GF is still very young. They both are. She may mature and broaden her horizons and want to explore and even feel bad about holding your son back at this stage. But she may not - and for her that's completely legitimate. Not everyone has to want to backpack across the Gobi desert afterall, or even leave their hometown.
But maybe also plant the thought with your son that the issue may not just be which university town but where he spends the rest of his life. Does he want it to be local or does he want or think he may want a wider set of options? At this stage it is, or hopefully it is, about having options and not getting locked into final decisions.
(BTW if GF doesn't want university or to leave her home town or be far from Mum, does she want to start her own family early? Is that something your son would like ...maybe he should think about that too?)

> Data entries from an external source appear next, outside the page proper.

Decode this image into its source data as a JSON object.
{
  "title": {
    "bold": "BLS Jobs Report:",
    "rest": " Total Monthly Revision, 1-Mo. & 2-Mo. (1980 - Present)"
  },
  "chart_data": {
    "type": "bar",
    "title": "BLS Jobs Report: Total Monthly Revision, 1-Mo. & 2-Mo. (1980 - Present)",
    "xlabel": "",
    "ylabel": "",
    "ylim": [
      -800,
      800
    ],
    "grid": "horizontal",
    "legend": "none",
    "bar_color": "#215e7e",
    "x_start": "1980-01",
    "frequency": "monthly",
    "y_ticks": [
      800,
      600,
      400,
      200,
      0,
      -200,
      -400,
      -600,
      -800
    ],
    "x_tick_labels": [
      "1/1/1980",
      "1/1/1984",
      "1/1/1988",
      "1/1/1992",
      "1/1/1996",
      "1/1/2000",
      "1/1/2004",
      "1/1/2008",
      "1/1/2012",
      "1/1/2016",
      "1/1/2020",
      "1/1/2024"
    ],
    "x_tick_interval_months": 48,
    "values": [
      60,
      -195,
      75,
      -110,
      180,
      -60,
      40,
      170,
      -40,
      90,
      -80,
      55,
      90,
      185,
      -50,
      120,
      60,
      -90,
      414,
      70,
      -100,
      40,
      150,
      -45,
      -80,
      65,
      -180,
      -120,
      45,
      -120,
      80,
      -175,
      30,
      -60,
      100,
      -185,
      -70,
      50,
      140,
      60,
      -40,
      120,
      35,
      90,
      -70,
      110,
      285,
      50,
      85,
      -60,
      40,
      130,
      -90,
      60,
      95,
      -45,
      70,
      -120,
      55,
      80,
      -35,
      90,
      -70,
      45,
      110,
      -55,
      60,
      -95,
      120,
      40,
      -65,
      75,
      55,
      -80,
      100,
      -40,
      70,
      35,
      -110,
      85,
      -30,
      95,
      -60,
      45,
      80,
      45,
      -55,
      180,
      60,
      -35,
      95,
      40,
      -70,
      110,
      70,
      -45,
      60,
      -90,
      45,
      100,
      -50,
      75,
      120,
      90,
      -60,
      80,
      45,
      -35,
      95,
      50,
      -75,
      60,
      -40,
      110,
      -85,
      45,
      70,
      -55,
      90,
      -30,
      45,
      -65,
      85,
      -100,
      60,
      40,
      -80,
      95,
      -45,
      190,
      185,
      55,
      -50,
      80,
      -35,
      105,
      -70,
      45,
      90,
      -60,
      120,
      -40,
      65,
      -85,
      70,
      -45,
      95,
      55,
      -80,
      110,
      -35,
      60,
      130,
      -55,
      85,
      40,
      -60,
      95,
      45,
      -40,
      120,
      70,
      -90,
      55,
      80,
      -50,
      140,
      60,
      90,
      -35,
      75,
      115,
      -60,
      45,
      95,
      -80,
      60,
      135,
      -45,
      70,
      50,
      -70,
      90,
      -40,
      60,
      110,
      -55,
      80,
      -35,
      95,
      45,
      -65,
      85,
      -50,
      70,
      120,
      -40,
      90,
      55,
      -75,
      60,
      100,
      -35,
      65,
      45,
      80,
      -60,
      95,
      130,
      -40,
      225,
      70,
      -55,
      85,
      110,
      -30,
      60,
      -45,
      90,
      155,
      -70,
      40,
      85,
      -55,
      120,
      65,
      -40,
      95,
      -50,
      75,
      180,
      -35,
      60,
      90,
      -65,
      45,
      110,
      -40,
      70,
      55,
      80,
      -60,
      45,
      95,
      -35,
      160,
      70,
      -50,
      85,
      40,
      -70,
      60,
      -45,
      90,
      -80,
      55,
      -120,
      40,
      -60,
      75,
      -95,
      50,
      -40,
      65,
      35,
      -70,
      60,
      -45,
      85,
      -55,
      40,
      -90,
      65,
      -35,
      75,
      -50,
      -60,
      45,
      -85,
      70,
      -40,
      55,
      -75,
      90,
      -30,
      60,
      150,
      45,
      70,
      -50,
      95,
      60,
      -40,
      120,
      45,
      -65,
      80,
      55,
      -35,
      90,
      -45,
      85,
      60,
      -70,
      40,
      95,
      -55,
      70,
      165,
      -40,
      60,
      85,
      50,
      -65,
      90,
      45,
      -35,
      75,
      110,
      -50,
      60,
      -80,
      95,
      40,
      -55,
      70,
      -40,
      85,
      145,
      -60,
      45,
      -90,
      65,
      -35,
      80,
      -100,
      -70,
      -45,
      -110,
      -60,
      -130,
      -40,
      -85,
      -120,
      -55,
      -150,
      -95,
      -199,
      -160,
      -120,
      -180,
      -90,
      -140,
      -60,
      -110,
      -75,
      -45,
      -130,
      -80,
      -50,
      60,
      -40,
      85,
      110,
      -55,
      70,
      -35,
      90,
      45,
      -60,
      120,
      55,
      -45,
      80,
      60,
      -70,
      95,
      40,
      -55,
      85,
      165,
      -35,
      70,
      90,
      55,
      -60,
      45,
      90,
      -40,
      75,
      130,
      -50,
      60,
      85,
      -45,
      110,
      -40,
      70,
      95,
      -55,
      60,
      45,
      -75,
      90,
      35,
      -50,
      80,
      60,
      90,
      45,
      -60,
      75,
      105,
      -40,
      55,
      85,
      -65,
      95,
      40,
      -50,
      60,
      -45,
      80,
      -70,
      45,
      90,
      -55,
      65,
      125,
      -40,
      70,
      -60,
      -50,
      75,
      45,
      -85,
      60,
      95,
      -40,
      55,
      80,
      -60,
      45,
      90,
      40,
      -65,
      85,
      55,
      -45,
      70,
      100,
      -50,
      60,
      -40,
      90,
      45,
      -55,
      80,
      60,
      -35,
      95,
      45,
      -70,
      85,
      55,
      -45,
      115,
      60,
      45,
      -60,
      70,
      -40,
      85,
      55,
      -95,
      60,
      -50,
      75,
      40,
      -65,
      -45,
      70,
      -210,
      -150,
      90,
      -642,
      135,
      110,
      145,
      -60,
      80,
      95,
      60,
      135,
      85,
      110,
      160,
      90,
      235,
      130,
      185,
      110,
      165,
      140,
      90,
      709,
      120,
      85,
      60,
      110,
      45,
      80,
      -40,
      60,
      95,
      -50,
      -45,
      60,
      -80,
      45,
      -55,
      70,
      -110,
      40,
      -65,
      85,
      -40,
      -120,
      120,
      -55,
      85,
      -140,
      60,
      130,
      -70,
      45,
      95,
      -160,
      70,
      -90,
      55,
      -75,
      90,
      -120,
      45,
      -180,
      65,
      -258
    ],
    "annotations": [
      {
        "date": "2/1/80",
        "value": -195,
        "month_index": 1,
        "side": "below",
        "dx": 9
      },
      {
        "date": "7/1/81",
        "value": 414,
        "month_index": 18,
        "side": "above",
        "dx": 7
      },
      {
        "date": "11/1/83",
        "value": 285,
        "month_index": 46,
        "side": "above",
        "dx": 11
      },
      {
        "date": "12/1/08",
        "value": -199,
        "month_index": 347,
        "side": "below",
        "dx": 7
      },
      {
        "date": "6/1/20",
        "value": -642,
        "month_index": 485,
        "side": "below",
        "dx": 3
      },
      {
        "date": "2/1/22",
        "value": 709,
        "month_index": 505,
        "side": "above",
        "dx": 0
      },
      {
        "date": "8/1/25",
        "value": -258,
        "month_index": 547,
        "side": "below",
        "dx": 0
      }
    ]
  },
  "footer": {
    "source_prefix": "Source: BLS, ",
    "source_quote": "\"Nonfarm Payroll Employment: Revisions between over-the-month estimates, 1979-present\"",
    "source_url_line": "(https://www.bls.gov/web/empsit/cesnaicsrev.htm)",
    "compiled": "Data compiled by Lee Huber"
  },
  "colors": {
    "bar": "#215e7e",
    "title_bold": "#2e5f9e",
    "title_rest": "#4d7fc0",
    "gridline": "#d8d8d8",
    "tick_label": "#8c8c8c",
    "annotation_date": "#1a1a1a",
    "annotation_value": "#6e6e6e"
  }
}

I could imagine GF being scared to lose him to another "world" and yes in an ideal world she would want him to make the most of any chance he has and not be restrictive - but she may just be too scared and young to feel that yet. Is there any mileage in helping her see Cambrigde as a pretty and romantic place she will be able to spend time with your son, where he can romance her and treat her? May balls, punting down the Cam, or whatever else might float her boat? And long term maybe a nicer house in her current local town - ie whatever makes sense or could be attractive in her terms. If I were the GF I doubt I'd be convinced, but I don't think it would hurt to try and present the Cambridge option as positively for her as possible.
The suggestion of at least trying out a year at Cambrigde and then switching if it still feels like the best option is a a really good one I think - for the GF there is a time horizon she might be able to live with and there could be enough time for everything to settle. The risk is that your son is so distracted that he doesn't do enough work...
Also someone outside the family talking to your son too...it helps take the emotions out of it. Better still if it is someone who has stories of long distance relationships doing well.
Actually, now I come to think of it, I do know of a now long-married and happy couple where it did work out. Slightly different circumstances in that the young woman went away to university herself and almost failed her own degree in her attempts to see more of her BF but at heart they were a well matched and committed couple and it worked out.
Overall, though, if there is any hope of deferral that is probably the best option.